Kahramanımız Shevek fizikçi olarak topluma hiçbir pratik yararı olmayan teorik alanlara yönelmiştir. Bu ise bazılarının hoşuna gitmez ve topluma yararsız birisi olarak görülüp dışlanmasına yol açar. O ise kendisi gibi düşünen arkadaşlarıyla çalışabileceği yeni bir sendika kurulumunda görev alır ve toplumdaki muhalif yerini alır. Kendi toplumu dış dünyalarla zorunlu ticaret dışında her türlü iletişimi kesmiş ve içine kapatmıştır. Shevek bu kapanmanın korunma değil mahkumiyet olduğunu görür ve atalarının yurdu olan Urras ile iletişime geçer. Bununla da kalmaz oradan davet alır. Çünkü teorik fizik alanında mülkiyetçiler ve rekabetçiler için çok önemli olabilecek olan buluşlar yapmış ve bu gezegende oldukça tanınır hale gelmiştir. Gezegendeki her ülke kadar Arz ve Hainliler de Shevek ile tanışmaya can atmaktadırlar. Shevek anarşist bir toplumda yetişmiş birisi olarak para, lüks, zenginlik ve yasa gibi kavramlara yabancı olarak gittiği bu gezegende bilmediği durumlarla karşılaşacak ve mükiyetçi dünyanın zalim yüzünü de görecektir.

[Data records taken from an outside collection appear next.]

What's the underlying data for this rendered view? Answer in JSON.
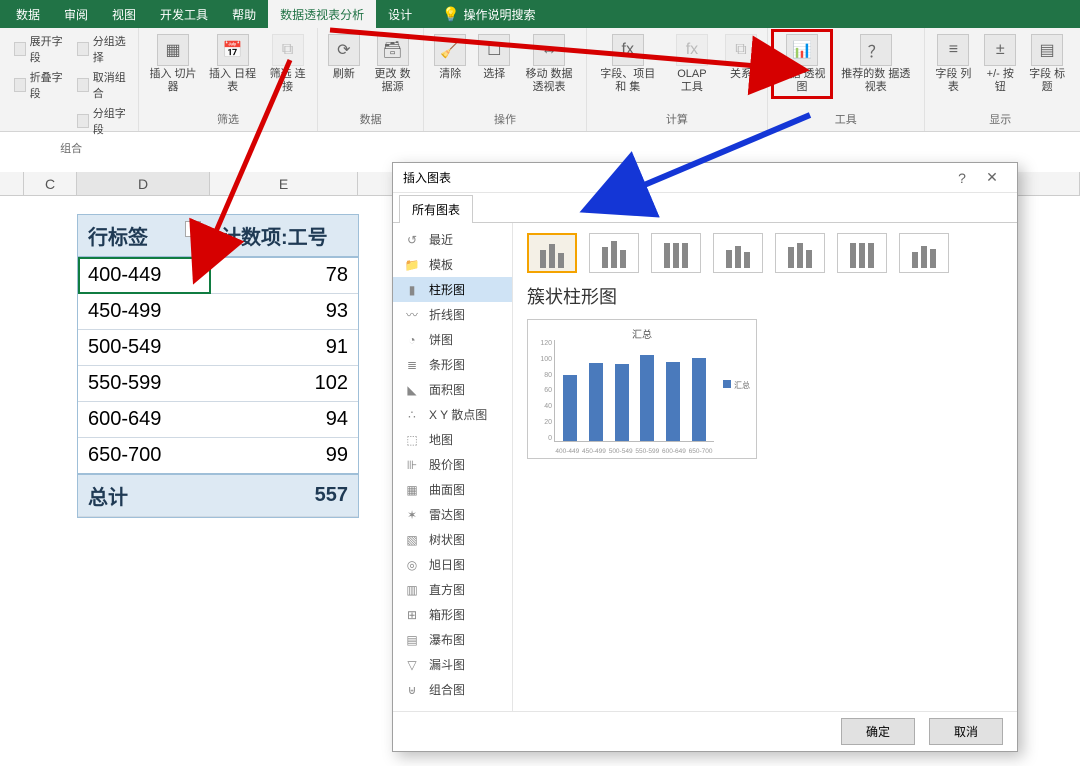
{
  "tabs": {
    "items": [
      "数据",
      "审阅",
      "视图",
      "开发工具",
      "帮助",
      "数据透视表分析",
      "设计"
    ],
    "active_index": 5,
    "tell_me": "操作说明搜索"
  },
  "ribbon": {
    "groups": [
      {
        "label": "组合",
        "small": [
          "分组选择",
          "取消组合",
          "分组字段"
        ],
        "left_small": [
          "展开字段",
          "折叠字段"
        ]
      },
      {
        "label": "筛选",
        "big": [
          {
            "label": "插入\n切片器"
          },
          {
            "label": "插入\n日程表"
          },
          {
            "label": "筛选\n连接",
            "disabled": true
          }
        ]
      },
      {
        "label": "数据",
        "big": [
          {
            "label": "刷新"
          },
          {
            "label": "更改\n数据源"
          }
        ]
      },
      {
        "label": "操作",
        "big": [
          {
            "label": "清除"
          },
          {
            "label": "选择"
          },
          {
            "label": "移动\n数据透视表"
          }
        ]
      },
      {
        "label": "计算",
        "big": [
          {
            "label": "字段、项目和\n集"
          },
          {
            "label": "OLAP 工具",
            "disabled": true
          },
          {
            "label": "关系",
            "disabled": true
          }
        ]
      },
      {
        "label": "工具",
        "big": [
          {
            "label": "数据\n透视图",
            "highlight": true
          },
          {
            "label": "推荐的数\n据透视表"
          }
        ]
      },
      {
        "label": "显示",
        "big": [
          {
            "label": "字段\n列表"
          },
          {
            "label": "+/- 按钮"
          },
          {
            "label": "字段\n标题"
          }
        ]
      }
    ]
  },
  "columns": [
    "C",
    "D",
    "E"
  ],
  "pivot": {
    "row_label": "行标签",
    "value_label": "计数项:工号",
    "rows": [
      {
        "label": "400-449",
        "value": 78
      },
      {
        "label": "450-499",
        "value": 93
      },
      {
        "label": "500-549",
        "value": 91
      },
      {
        "label": "550-599",
        "value": 102
      },
      {
        "label": "600-649",
        "value": 94
      },
      {
        "label": "650-700",
        "value": 99
      }
    ],
    "total_label": "总计",
    "total_value": 557,
    "selected_row_index": 0
  },
  "dialog": {
    "title": "插入图表",
    "tab": "所有图表",
    "chart_types": [
      {
        "label": "最近",
        "icon": "↺"
      },
      {
        "label": "模板",
        "icon": "📁"
      },
      {
        "label": "柱形图",
        "icon": "▮",
        "active": true
      },
      {
        "label": "折线图",
        "icon": "〰"
      },
      {
        "label": "饼图",
        "icon": "◔"
      },
      {
        "label": "条形图",
        "icon": "≣"
      },
      {
        "label": "面积图",
        "icon": "◣"
      },
      {
        "label": "X Y 散点图",
        "icon": "∴"
      },
      {
        "label": "地图",
        "icon": "⬚"
      },
      {
        "label": "股价图",
        "icon": "⊪"
      },
      {
        "label": "曲面图",
        "icon": "▦"
      },
      {
        "label": "雷达图",
        "icon": "✶"
      },
      {
        "label": "树状图",
        "icon": "▧"
      },
      {
        "label": "旭日图",
        "icon": "◎"
      },
      {
        "label": "直方图",
        "icon": "▥"
      },
      {
        "label": "箱形图",
        "icon": "⊞"
      },
      {
        "label": "瀑布图",
        "icon": "▤"
      },
      {
        "label": "漏斗图",
        "icon": "▽"
      },
      {
        "label": "组合图",
        "icon": "⊎"
      }
    ],
    "subtype_title": "簇状柱形图",
    "preview_title": "汇总",
    "preview_legend": "汇总",
    "buttons": {
      "ok": "确定",
      "cancel": "取消"
    }
  },
  "chart_data": {
    "type": "bar",
    "title": "汇总",
    "categories": [
      "400-449",
      "450-499",
      "500-549",
      "550-599",
      "600-649",
      "650-700"
    ],
    "values": [
      78,
      93,
      91,
      102,
      94,
      99
    ],
    "ylim": [
      0,
      120
    ],
    "y_ticks": [
      0,
      20,
      40,
      60,
      80,
      100,
      120
    ],
    "series_name": "汇总"
  }
}
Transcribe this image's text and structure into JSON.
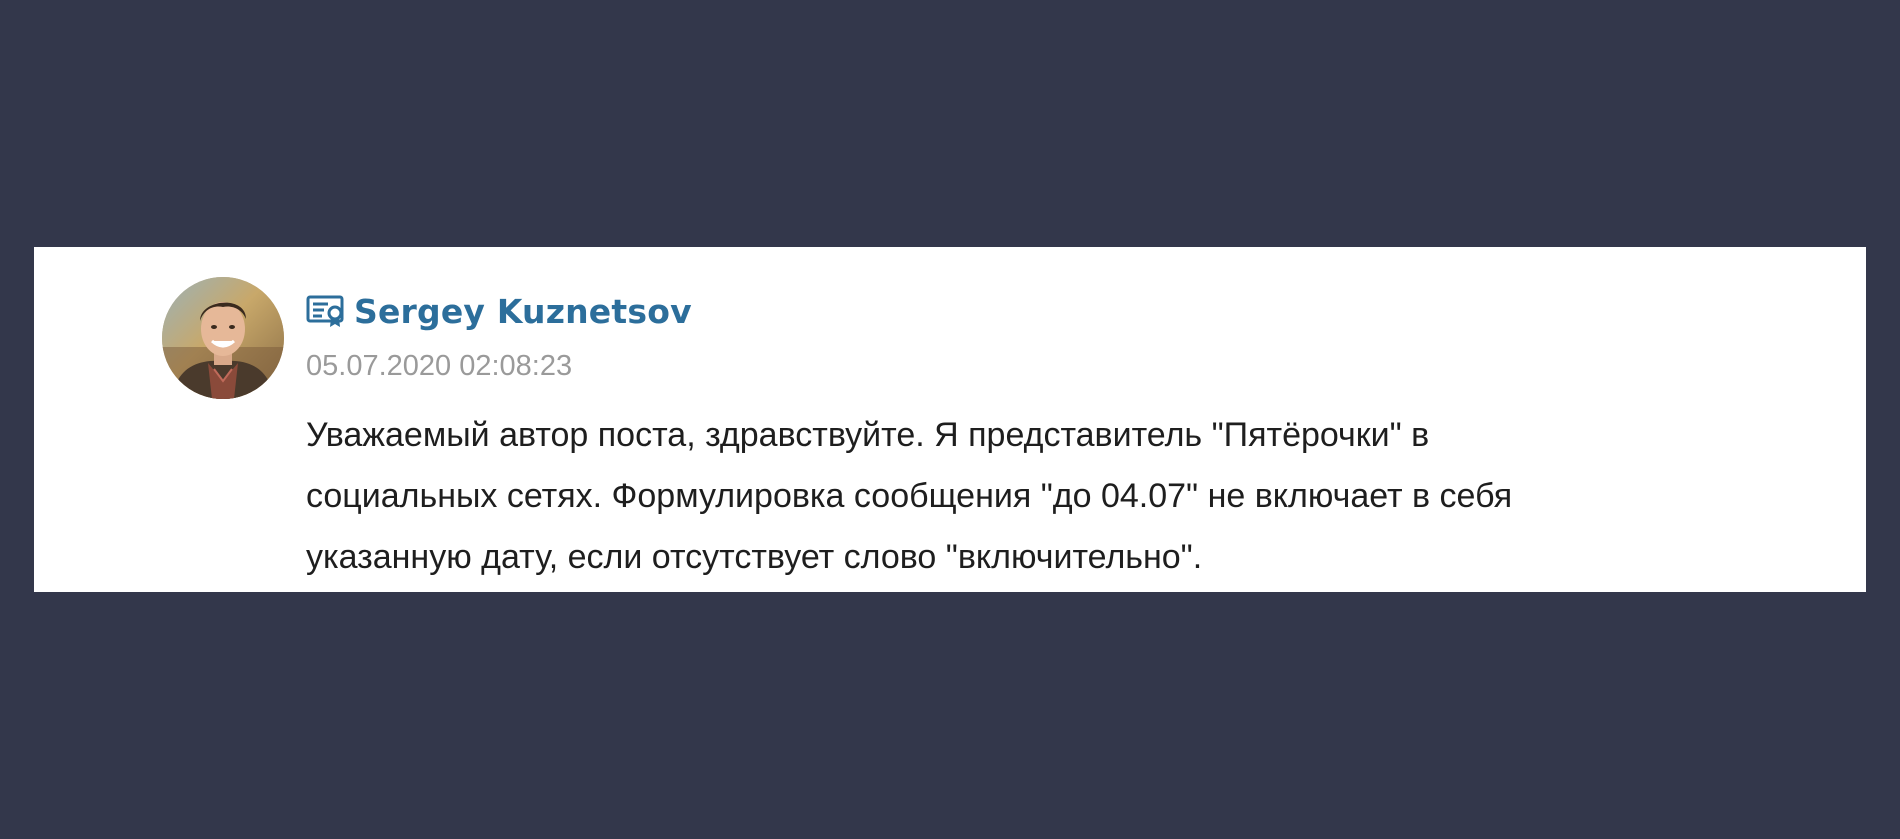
{
  "comment": {
    "author_name": "Sergey Kuznetsov",
    "author_badge_icon": "verified-certificate-icon",
    "timestamp": "05.07.2020 02:08:23",
    "text_lines": [
      "Уважаемый автор поста, здравствуйте. Я представитель \"Пятёрочки\" в",
      "социальных сетях. Формулировка сообщения \"до 04.07\" не включает в себя",
      "указанную дату, если отсутствует слово \"включительно\"."
    ]
  },
  "colors": {
    "page_background": "#33374b",
    "card_background": "#ffffff",
    "author_name": "#2c6e9b",
    "timestamp": "#9a9a9a",
    "message_text": "#1e1e1e"
  }
}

Mülksüzler bilimkurgu alanında görece daha az sayıda olan bir kadın yazarın kaleminden çıkmıştır. Bunu sıkça karşılaştığımız feminist öğelerde de görürüz. Öncelikle lideri kadın olan bir toplum yaratmıştır. Toplumda annelik rolü yoktur. İsteyen kadın istediği erkekle birlikte olabilir ve bu oldukça normal karşılanır. Kadına ya da erkeğe has meslek yoktur. Le Guin burada açıkça alışılmış veya kabul edilmiş düzeni tersine çevirerek durumu dengelemeye çalışır gibidir. Ayrıca yarattığı anarşist toplumda doğası gereği buna uygun olmak zorundadır. Bununla beraber kadın yazarın ana kahramanı kadın değil erkektir. Erkek doğasına kadın gözüyle bakarken oldukça gerçekçi ve başarılı olduğunu da söylemek gerek.

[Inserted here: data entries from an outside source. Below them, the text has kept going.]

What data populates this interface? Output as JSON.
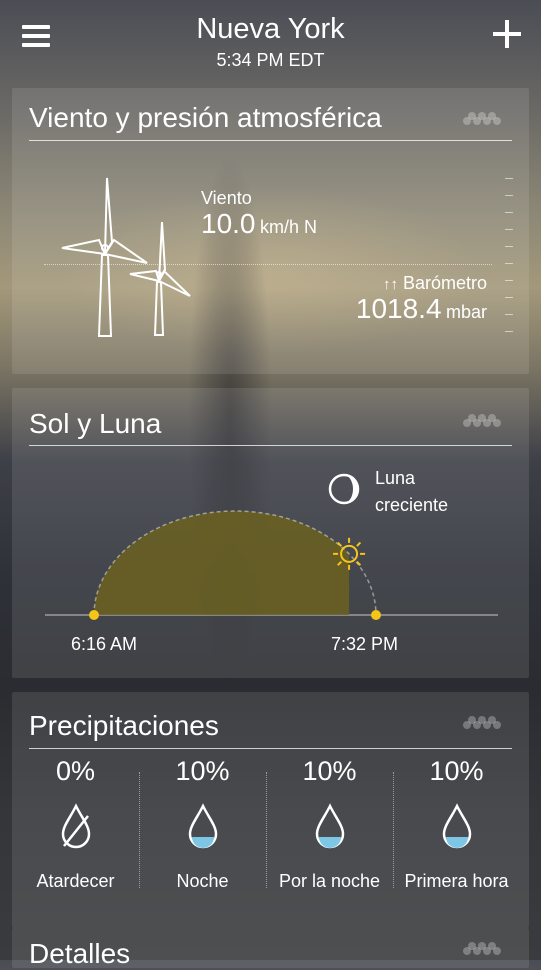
{
  "header": {
    "city": "Nueva York",
    "time": "5:34 PM EDT"
  },
  "wind_card": {
    "title": "Viento y presión atmosférica",
    "wind_label": "Viento",
    "wind_value": "10.0",
    "wind_unit": "km/h N",
    "pressure_label": "Barómetro",
    "pressure_arrows": "↑↑",
    "pressure_value": "1018.4",
    "pressure_unit": "mbar"
  },
  "sun_card": {
    "title": "Sol y Luna",
    "moon_line1": "Luna",
    "moon_line2": "creciente",
    "sunrise": "6:16 AM",
    "sunset": "7:32 PM",
    "day_progress": 0.8
  },
  "precip_card": {
    "title": "Precipitaciones",
    "items": [
      {
        "pct": "0%",
        "label": "Atardecer",
        "icon": "no-rain-drop-icon"
      },
      {
        "pct": "10%",
        "label": "Noche",
        "icon": "rain-drop-icon"
      },
      {
        "pct": "10%",
        "label": "Por la noche",
        "icon": "rain-drop-icon"
      },
      {
        "pct": "10%",
        "label": "Primera hora",
        "icon": "rain-drop-icon"
      }
    ]
  },
  "details_card": {
    "title": "Detalles"
  },
  "colors": {
    "sun": "#f5c518",
    "arc_fill": "#6b6020"
  }
}
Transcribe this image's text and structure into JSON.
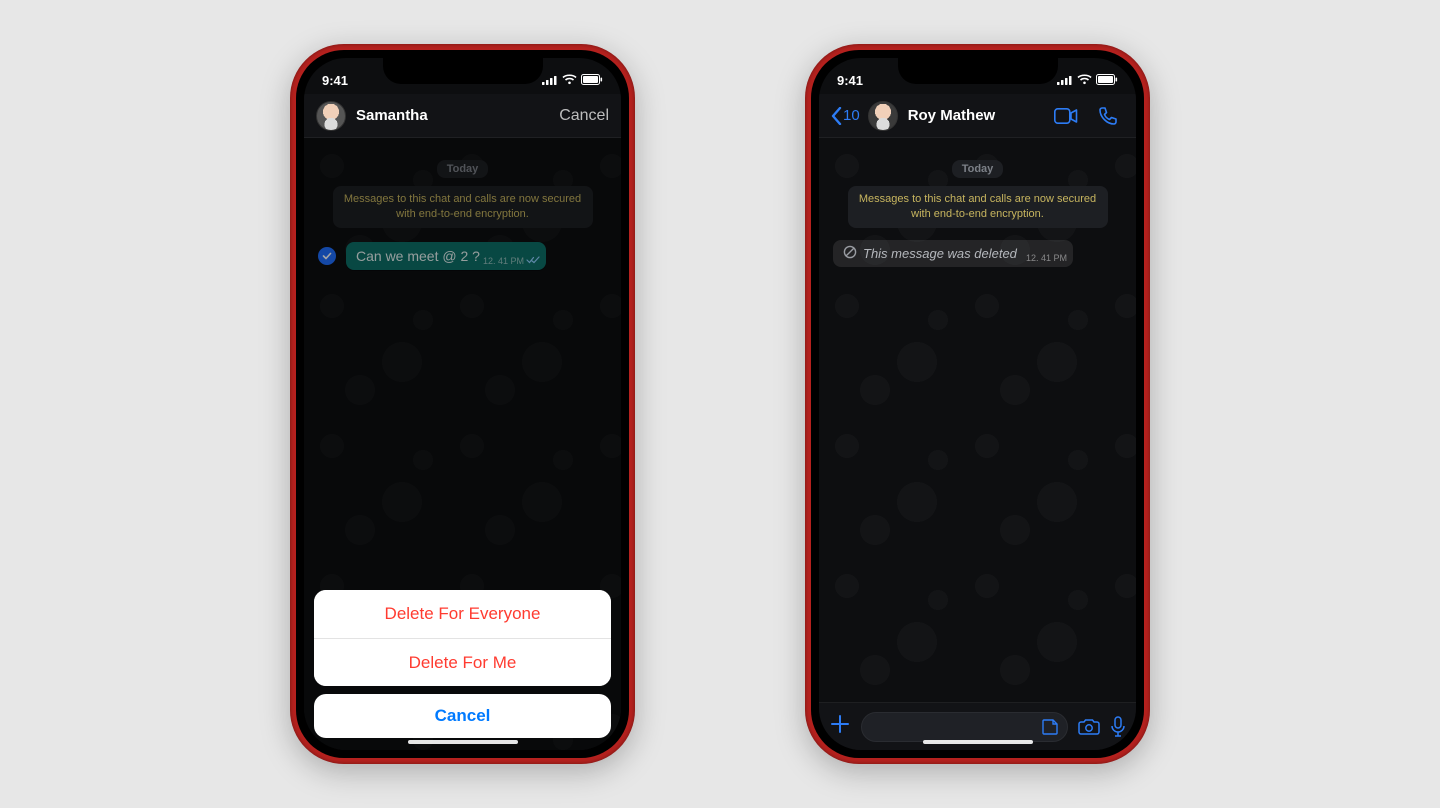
{
  "status": {
    "time": "9:41"
  },
  "left": {
    "header": {
      "name": "Samantha",
      "cancel": "Cancel"
    },
    "date_label": "Today",
    "encryption_note": "Messages to this chat and calls are now secured with end-to-end encryption.",
    "message": {
      "text": "Can we meet @ 2 ?",
      "time": "12. 41 PM"
    },
    "sheet": {
      "delete_everyone": "Delete  For Everyone",
      "delete_me": "Delete For Me",
      "cancel": "Cancel"
    }
  },
  "right": {
    "header": {
      "back_count": "10",
      "name": "Roy Mathew"
    },
    "date_label": "Today",
    "encryption_note": "Messages to this chat and calls are now secured with end-to-end encryption.",
    "deleted": {
      "text": "This message was deleted",
      "time": "12. 41 PM"
    }
  }
}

Roman 1975 yılı Hugo ve Nebula ödüllerini almasının hakkını veriyor. Hem felsefi bağlamdaki konusu hem de bu konuyu kurgulama şekli romanı bilimkurgu okurları için çekici kılacak nitelikte. Kurgu Shevek’in doğumundan itibaren Annares’te yaşadığı olaylar ile Urras’a gitmesinden sonra meydana gelen olayları eş zamanlı olarak anlatıyor. Bölümler, bir Annaresi bir de Urras’ı anlatacak şekilde art arda kurgulanmış. Shevek’in çocukluğundan itibaren yaşadığı ortamı görmeye başladığınız anda bildiğimiz dünyaya benzer Urras’ı da görmeye başlıyorsunuz. Bu sayede başlarda Urras’a tanıdık olan bizler için Annaresli Shevek’in tepkilerinin garipliğini yaşıyor, sonrasında ise artık anlamaya başladığımız Shevek’in dünyasından gelen birine göre Urras’ın garipleşmeye başladığını fark ediyorsunuz. Roman içinde çeşitli ilginç olayları barındırsa da bir olay romanı olmaktan çok bir durum romanı olmaya daha yakın. Romana sürükleyiciliği veren şey olayların öncesi ve sonrasına ilişkin serüven değil yeni keşfettiğiniz bir dünyayı ve düzeni keşfetme arzusudur. Bu bağlamda romanın heyecan uyandırmaktan çok merak uyandırdığı söylenebilir. Bununla birlikte içinde küçük serüvenler de barındırmakta.

Romanla ilgili değinilmeden geçilmeyecek bir konu da teorik fizik ile ilgili buluşları oldukça gerçekçi ve mantıklı bir zeminde ortaya koymuş olması. Le Guin’in uzay ve zaman üzerine oldukça ilginç fikirleri mümkün olduğu kadar bilimsel düzlemde ele almaya gayret etmiş olduğu söylenebilir

Mülksüzler, bilimkurgu meraklıları açısından oldukça ilginç ve kendine has bir roman. Özellikle siyasal sistemler üzerine kafa yoranların imgelerini canlandıracak nitelikte bir hikaye, teorik bir yapı. Kitabı ilginç bulan ve okumak konusunda kararsız kalanların kitabın önsözüyle birlikte kitabın sonunda yer alan Bülent Somay’ın sonsöz yazısını da baştan okumalarını tavsiye ederim. Bu kitabın çekiciliği açısından bir şey kaybettirmeyeceği gibi içine girilecek dünyaya da sizi hazırlayacaktır.